Tuesday, 8 February 2011

Take a look at this!

The National Library of Scotland’s web feature The Medical History of British India has been updated with a further 130 medical reports from the India Papers collection. These rare and exciting documents cover c.1850-1950 and are available online free of charge. They include reports on epidemics, public and army health, drugs and medicines, plus the workings of medical colleges, laboratories and lock hospitals.

Users can search and browse by keyword or by facets such as people, places, year and subject. Users can also choose to confine searches to individual chapters or expand to volume or collection level. The option of searching book content can find names of people or more obscure diseases. Transcriptions of pages are available, together with jpegs and pdfs which can be downloaded. Users can share and bookmark pages via Facebook, Twitter, StumbleUpon and Delicious.
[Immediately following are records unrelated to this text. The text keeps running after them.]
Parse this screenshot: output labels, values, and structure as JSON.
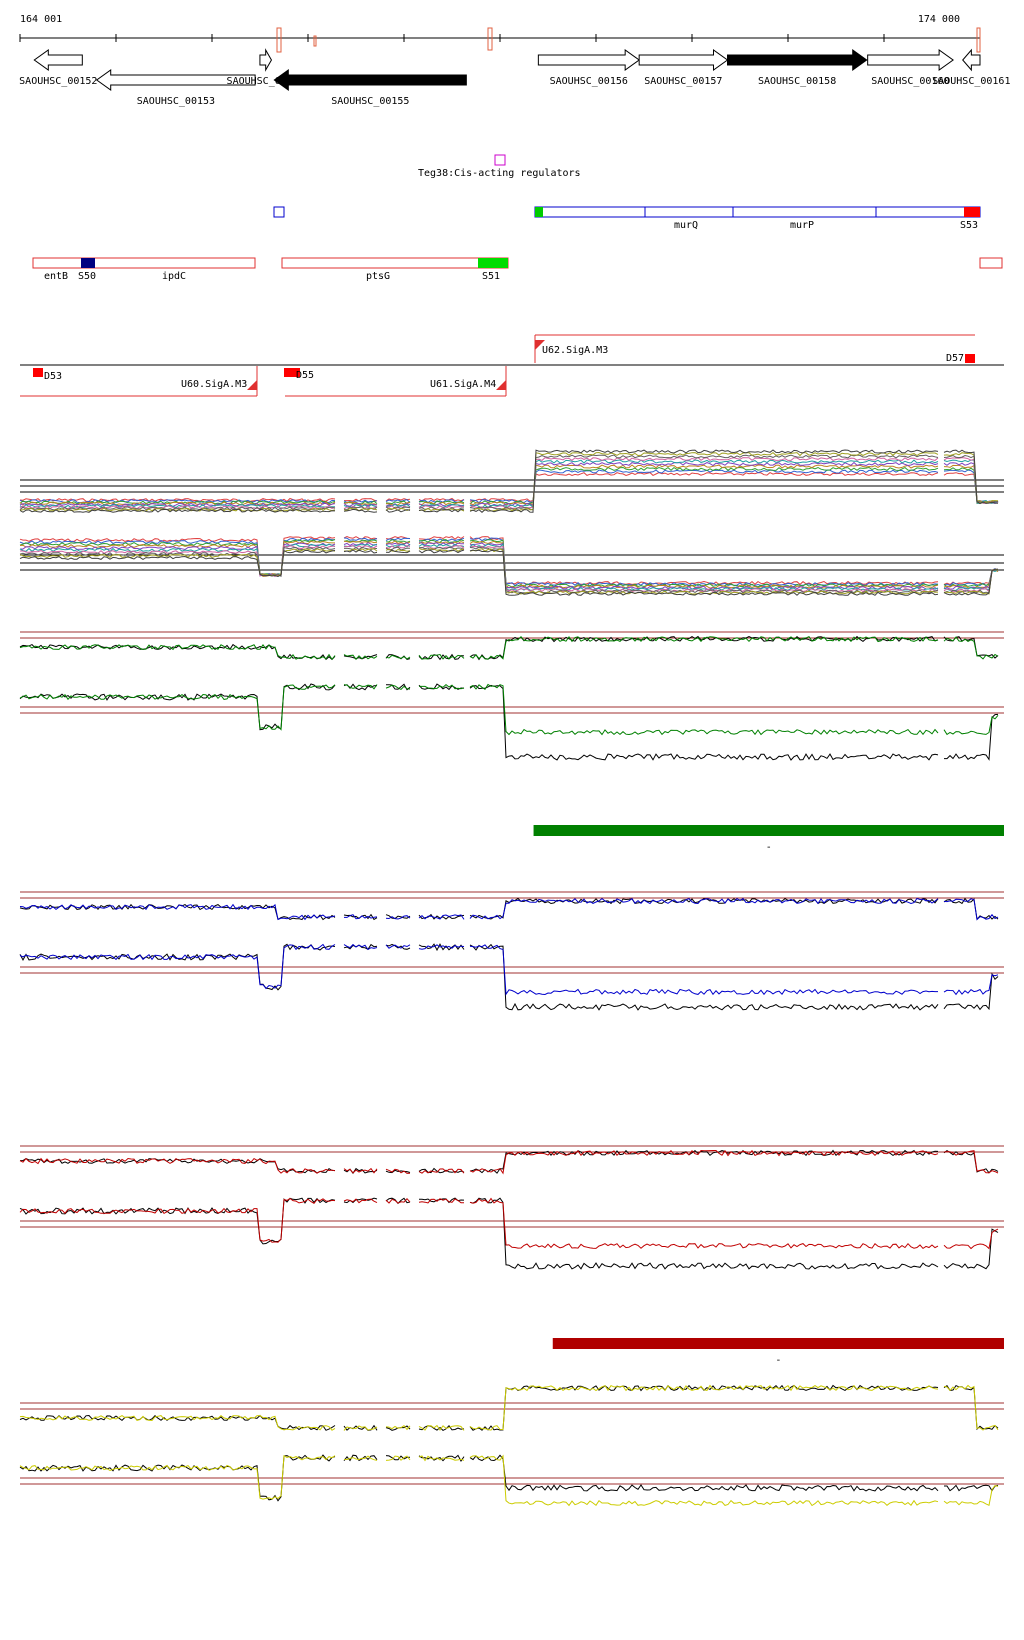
{
  "axis": {
    "start_label": "164 001",
    "end_label": "174 000",
    "start_bp": 164001,
    "end_bp": 174000
  },
  "genes": [
    {
      "label": "SAOUHSC_00152",
      "start": 164150,
      "end": 164650,
      "strand": "-",
      "filled": false
    },
    {
      "label": "SAOUHSC_00153",
      "start": 164800,
      "end": 166450,
      "strand": "-",
      "filled": false
    },
    {
      "label": "SAOUHSC_00154",
      "start": 166500,
      "end": 166620,
      "strand": "+",
      "filled": false
    },
    {
      "label": "SAOUHSC_00155",
      "start": 166650,
      "end": 168650,
      "strand": "-",
      "filled": true
    },
    {
      "label": "SAOUHSC_00156",
      "start": 169400,
      "end": 170450,
      "strand": "+",
      "filled": false
    },
    {
      "label": "SAOUHSC_00157",
      "start": 170450,
      "end": 171370,
      "strand": "+",
      "filled": false
    },
    {
      "label": "SAOUHSC_00158",
      "start": 171370,
      "end": 172820,
      "strand": "+",
      "filled": true
    },
    {
      "label": "SAOUHSC_00160",
      "start": 172830,
      "end": 173720,
      "strand": "+",
      "filled": false
    },
    {
      "label": "SAOUHSC_00161",
      "start": 173820,
      "end": 174000,
      "strand": "-",
      "filled": false
    }
  ],
  "regulator": {
    "label": "Teg38:Cis-acting regulators"
  },
  "operons": [
    {
      "labels": [
        "entB",
        "S50",
        "ipdC"
      ]
    },
    {
      "labels": [
        "ptsG",
        "S51"
      ]
    },
    {
      "labels": [
        "murQ",
        "murP",
        "S53"
      ]
    }
  ],
  "transcripts": [
    {
      "label": "U62.SigA.M3"
    },
    {
      "label": "D57"
    },
    {
      "label": "D53"
    },
    {
      "label": "U60.SigA.M3"
    },
    {
      "label": "D55"
    },
    {
      "label": "U61.SigA.M4"
    }
  ],
  "bars": [
    {
      "label": "-",
      "color": "#008000",
      "start": 169350,
      "end": 174000
    },
    {
      "label": "-",
      "color": "#b00000",
      "start": 169550,
      "end": 174000
    }
  ],
  "tracks": {
    "colors": [
      "#008000",
      "#0000cc",
      "#c00000",
      "#cccc00"
    ]
  }
}
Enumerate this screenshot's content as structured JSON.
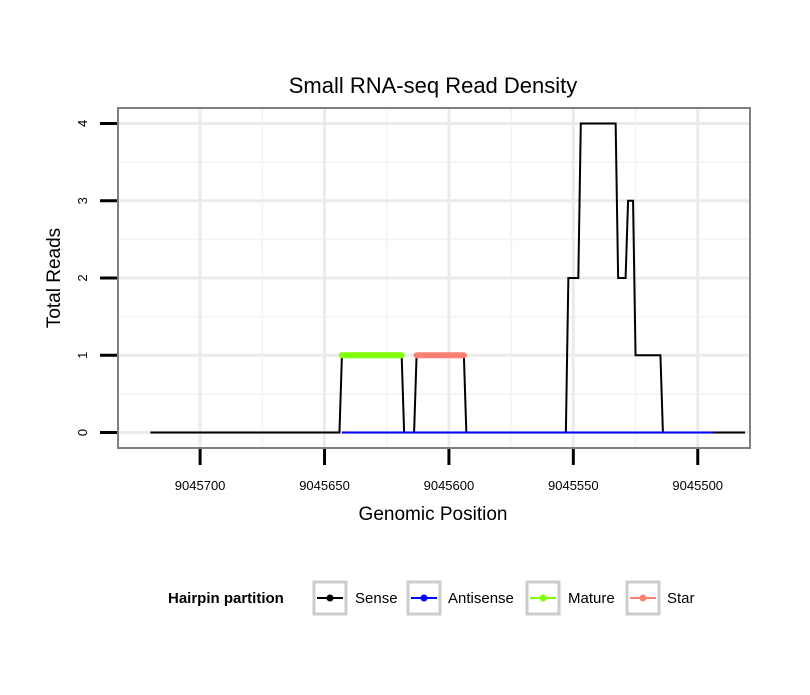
{
  "chart_data": {
    "type": "line",
    "title": "Small RNA-seq Read Density",
    "xlabel": "Genomic Position",
    "ylabel": "Total Reads",
    "x_reversed": true,
    "xlim": [
      9045733,
      9045479
    ],
    "ylim": [
      -0.2,
      4.2
    ],
    "xticks": [
      9045700,
      9045650,
      9045600,
      9045550,
      9045500
    ],
    "xtick_labels": [
      "9045700",
      "9045650",
      "9045600",
      "9045550",
      "9045500"
    ],
    "yticks": [
      0,
      1,
      2,
      3,
      4
    ],
    "ytick_labels": [
      "0",
      "1",
      "2",
      "3",
      "4"
    ],
    "grid": true,
    "legend": {
      "title": "Hairpin partition",
      "position": "bottom",
      "entries": [
        {
          "name": "Sense",
          "color": "#000000"
        },
        {
          "name": "Antisense",
          "color": "#0000ff"
        },
        {
          "name": "Mature",
          "color": "#7fff00"
        },
        {
          "name": "Star",
          "color": "#fa8072"
        }
      ]
    },
    "series": [
      {
        "name": "Sense",
        "color": "#000000",
        "x": [
          9045720,
          9045644,
          9045643,
          9045619,
          9045618,
          9045614,
          9045613,
          9045594,
          9045593,
          9045553,
          9045552,
          9045548,
          9045547,
          9045533,
          9045532,
          9045529,
          9045528,
          9045526,
          9045525,
          9045515,
          9045514,
          9045494,
          9045493,
          9045481
        ],
        "y": [
          0,
          0,
          1,
          1,
          0,
          0,
          1,
          1,
          0,
          0,
          2,
          2,
          4,
          4,
          2,
          2,
          3,
          3,
          1,
          1,
          0,
          0,
          0,
          0
        ]
      },
      {
        "name": "Antisense",
        "color": "#0000ff",
        "x": [
          9045643,
          9045494
        ],
        "y": [
          0,
          0
        ]
      },
      {
        "name": "Mature",
        "color": "#7fff00",
        "x": [
          9045643,
          9045619
        ],
        "y": [
          1,
          1
        ]
      },
      {
        "name": "Star",
        "color": "#fa8072",
        "x": [
          9045613,
          9045594
        ],
        "y": [
          1,
          1
        ]
      }
    ]
  }
}
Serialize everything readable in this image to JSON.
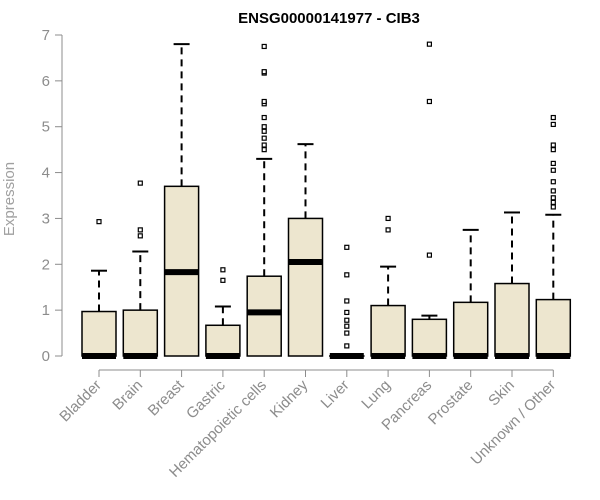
{
  "chart_data": {
    "type": "boxplot",
    "title": "ENSG00000141977 - CIB3",
    "xlabel": "",
    "ylabel": "Expression",
    "ylim": [
      0,
      7
    ],
    "yticks": [
      "0",
      "1",
      "2",
      "3",
      "4",
      "5",
      "6",
      "7"
    ],
    "box_fill": "#ede6cf",
    "box_stroke": "#000000",
    "axis_color": "#8c8c8c",
    "grid": false,
    "categories": [
      "Bladder",
      "Brain",
      "Breast",
      "Gastric",
      "Hematopoietic cells",
      "Kidney",
      "Liver",
      "Lung",
      "Pancreas",
      "Prostate",
      "Skin",
      "Unknown / Other"
    ],
    "boxes": [
      {
        "category": "Bladder",
        "q1": 0,
        "median": 0,
        "q3": 0.97,
        "whisker_low": 0,
        "whisker_high": 1.86,
        "outliers": [
          2.93
        ]
      },
      {
        "category": "Brain",
        "q1": 0,
        "median": 0,
        "q3": 1.0,
        "whisker_low": 0,
        "whisker_high": 2.28,
        "outliers": [
          2.62,
          2.75,
          3.77
        ]
      },
      {
        "category": "Breast",
        "q1": 0,
        "median": 1.83,
        "q3": 3.7,
        "whisker_low": 0,
        "whisker_high": 6.8,
        "outliers": []
      },
      {
        "category": "Gastric",
        "q1": 0,
        "median": 0,
        "q3": 0.67,
        "whisker_low": 0,
        "whisker_high": 1.08,
        "outliers": [
          1.65,
          1.88
        ]
      },
      {
        "category": "Hematopoietic cells",
        "q1": 0,
        "median": 0.95,
        "q3": 1.74,
        "whisker_low": 0,
        "whisker_high": 4.3,
        "outliers": [
          4.5,
          4.6,
          4.75,
          4.9,
          5.0,
          5.2,
          5.5,
          5.55,
          6.17,
          6.2,
          6.75
        ]
      },
      {
        "category": "Kidney",
        "q1": 0,
        "median": 2.05,
        "q3": 3.0,
        "whisker_low": 0,
        "whisker_high": 4.62,
        "outliers": []
      },
      {
        "category": "Liver",
        "q1": 0,
        "median": 0,
        "q3": 0,
        "whisker_low": 0,
        "whisker_high": 0,
        "outliers": [
          0.22,
          0.5,
          0.65,
          0.78,
          0.95,
          1.2,
          1.77,
          2.37
        ]
      },
      {
        "category": "Lung",
        "q1": 0,
        "median": 0,
        "q3": 1.1,
        "whisker_low": 0,
        "whisker_high": 1.95,
        "outliers": [
          2.75,
          3.0
        ]
      },
      {
        "category": "Pancreas",
        "q1": 0,
        "median": 0,
        "q3": 0.8,
        "whisker_low": 0,
        "whisker_high": 0.88,
        "outliers": [
          2.2,
          5.55,
          6.8
        ]
      },
      {
        "category": "Prostate",
        "q1": 0,
        "median": 0,
        "q3": 1.17,
        "whisker_low": 0,
        "whisker_high": 2.75,
        "outliers": []
      },
      {
        "category": "Skin",
        "q1": 0,
        "median": 0,
        "q3": 1.58,
        "whisker_low": 0,
        "whisker_high": 3.13,
        "outliers": []
      },
      {
        "category": "Unknown / Other",
        "q1": 0,
        "median": 0,
        "q3": 1.23,
        "whisker_low": 0,
        "whisker_high": 3.08,
        "outliers": [
          3.25,
          3.35,
          3.45,
          3.6,
          3.8,
          4.05,
          4.2,
          4.5,
          4.6,
          5.05,
          5.2
        ]
      }
    ]
  }
}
Detailed maps, charts and extensive tables show regional histories of disease and the role of government as well as providing an insight into the development of western medicine in a colonial context. During the last decade there has been a lively interest in colonial medicine; this online resource is aimed at medical, social, military and colonial historians, historians of South Asia and also genealogists.

I’m thrilled to say that this is not the end, as in the coming years we’ll be adding British Raj reports concerning Veterinary medicine, Vaccination and Lunatic Asylums.

I’d like to thank many of my National Library of Scotland colleagues, particularly the Digital Library staff, for making this possible. We are also most grateful to the Wellcome Trust for their generous funding.

You can also find the digitised India Papers in the National Library of Scotland's Digital Archive.